Jang, Won Je, Choi, Sun-Young, Lee, Jong Min, Lee, Ga Hye, Hasan, Md Tawheed, Kong, In-Soo
Lebensmittel-Wissenschaft + [i.e. und] Technologie 2019 v.112 pp. 108222
Bacillus (bacteria), Lactobacillus plantarum, adhesion, bacteria, bile salts, encapsulation, freeze drying, gastric juice, human cell lines, intestines, models, pH, polyglutamic acid, probiotics, survival rate, viability
In the present study, the probiotic Lactobacillus plantarum was encapsulated with 0.1%, 0.25%, or 0.5% 400-kDa poly-γ-glutamic acid (γ-PGA400) produced by Bacillus sp. SJ-10. The viability of the encapsulated cells was assessed under various stress conditions that are common to the processing and ingestion of probiotics, such as freeze-drying, exposure to simulated gastric juice (SGJ), and exposure to bile salt. During freeze-drying to make powder, L. plantarum levels decreased by 1.50 log colony forming units (CFU)/ml without encapsulation. When encapsulated with 0.5% γ-PGA400 under the same conditions, L. plantarum levels decreased by 0.19 log CFU/ml.
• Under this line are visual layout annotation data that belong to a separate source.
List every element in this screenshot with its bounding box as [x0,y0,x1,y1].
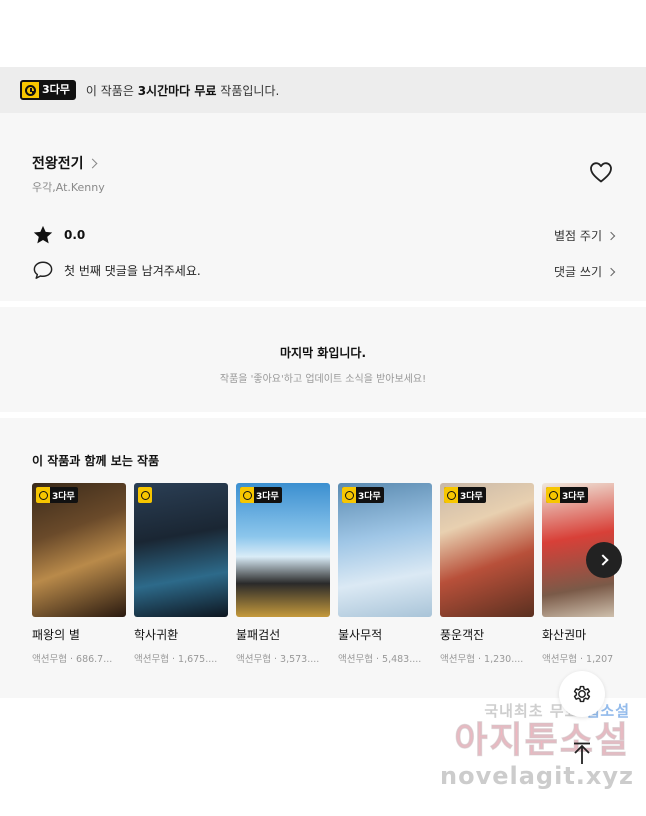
clock-icon [36,487,50,503]
free-banner-text: 이 작품은 3시간마다 무료 작품입니다. [85,83,280,98]
work-title-link[interactable]: 전왕전기 [32,153,97,173]
clock-icon [240,487,254,503]
card-meta: 액션무협 · 3,573.... [236,654,320,665]
clock-icon [22,82,39,98]
cover-image: 3다무 [338,483,432,617]
star-icon [33,225,53,244]
cover-image: 3다무 [236,483,330,617]
card-title: 화산권마 [542,628,587,642]
recommendation-card[interactable]: 3다무 불사무적 액션무협 · 5,483.... [338,483,432,665]
cover-image [134,483,228,617]
watermark: 국내최초 무료 웹소설 아지툰소설 novelagit.xyz [440,702,635,790]
clock-icon [444,487,458,503]
card-meta: 액션무협 · 1,230.... [440,654,524,665]
chevron-right-icon [596,554,609,566]
viewer-end-page: 3다무 이 작품은 3시간마다 무료 작품입니다. 전왕전기 우각,At.Ken… [0,0,646,816]
card-meta: 액션무협 · 1,675.... [134,654,218,665]
work-title: 전왕전기 [32,156,84,172]
free-badge: 3다무 [342,487,384,503]
work-author: 우각,At.Kenny [32,181,105,194]
cover-image: 3다무 [440,483,534,617]
clock-icon [342,487,356,503]
heart-icon[interactable] [589,161,613,183]
free-badge: 3다무 [546,487,588,503]
card-meta: 액션무협 · 1,207 [542,654,614,665]
free-badge: 3다무 [240,487,282,503]
recommendation-card[interactable]: 3다무 불패검선 액션무협 · 3,573.... [236,483,330,665]
rate-button[interactable]: 별점 주기 [554,227,616,244]
carousel-next-button[interactable] [586,542,622,578]
card-meta: 액션무협 · 686.7... [32,654,113,665]
card-title: 불사무적 [338,628,383,642]
free-badge: 3다무 [36,487,78,503]
chevron-right-icon [606,267,616,276]
card-title: 패왕의 별 [32,628,80,642]
last-episode-title: 마지막 화입니다. [279,346,367,360]
recommendations: 이 작품과 함께 보는 작품 3다무 패왕의 별 액션무협 · 686.7...… [0,418,646,698]
work-info: 전왕전기 우각,At.Kenny 0.0 별점 주기 첫 번째 댓글을 남겨주세… [0,113,646,301]
recommendation-card[interactable]: 3다무 풍운객잔 액션무협 · 1,230.... [440,483,534,665]
last-episode-subtitle: 작품을 '좋아요'하고 업데이트 소식을 받아보세요! [219,374,427,385]
rating-value: 0.0 [64,228,86,242]
comment-prompt: 첫 번째 댓글을 남겨주세요. [32,260,201,280]
recommendation-card[interactable]: 학사귀환 액션무협 · 1,675.... [134,483,228,665]
free-badge [138,487,152,503]
speech-bubble-icon [33,261,53,279]
cover-image: 3다무 [32,483,126,617]
write-comment-button[interactable]: 댓글 쓰기 [554,263,616,280]
clock-icon [138,487,152,503]
free-banner: 3다무 이 작품은 3시간마다 무료 작품입니다. [0,67,646,113]
card-title: 학사귀환 [134,628,179,642]
gear-icon [573,685,591,703]
settings-button[interactable] [559,671,605,717]
card-title: 불패검선 [236,628,281,642]
chevron-right-icon [606,231,616,240]
free-badge: 3다무 [20,80,76,100]
rating: 0.0 [32,224,85,246]
recommendations-heading: 이 작품과 함께 보는 작품 [32,454,160,468]
arrow-up-icon [574,742,590,764]
card-meta: 액션무협 · 5,483.... [338,654,422,665]
clock-icon [546,487,560,503]
comment-prompt-text: 첫 번째 댓글을 남겨주세요. [64,263,201,278]
last-episode-notice: 마지막 화입니다. 작품을 '좋아요'하고 업데이트 소식을 받아보세요! [0,307,646,412]
free-badge-label: 3다무 [42,83,70,96]
free-badge: 3다무 [444,487,486,503]
chevron-right-icon [87,158,97,168]
recommendation-card[interactable]: 3다무 패왕의 별 액션무협 · 686.7... [32,483,126,665]
scroll-top-button[interactable] [568,740,596,768]
card-title: 풍운객잔 [440,628,485,642]
recommendation-carousel: 3다무 패왕의 별 액션무협 · 686.7... 학사귀환 액션무협 · 1,… [32,483,614,683]
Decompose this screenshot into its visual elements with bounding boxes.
In the SGJ condition (pH 2), all L. plantarum bacteria died within 1 h without encapsulation but exhibited the highest viability (decrease of 0.30 log CFU/ml) when encapsulated with 0.5% γ-PGA400. All groups had a high survival rate in the bile salt condition (pH 5.9). In the intestinal adhesion test with Caco-2 cells, the highest rate of adherence was 35.9% when the cells were encapsulated with 0.25% γ-PGA400. The present findings suggest that γ-PGA400 as an encapsulating material increases the viability of L. plantarum under various stress conditions.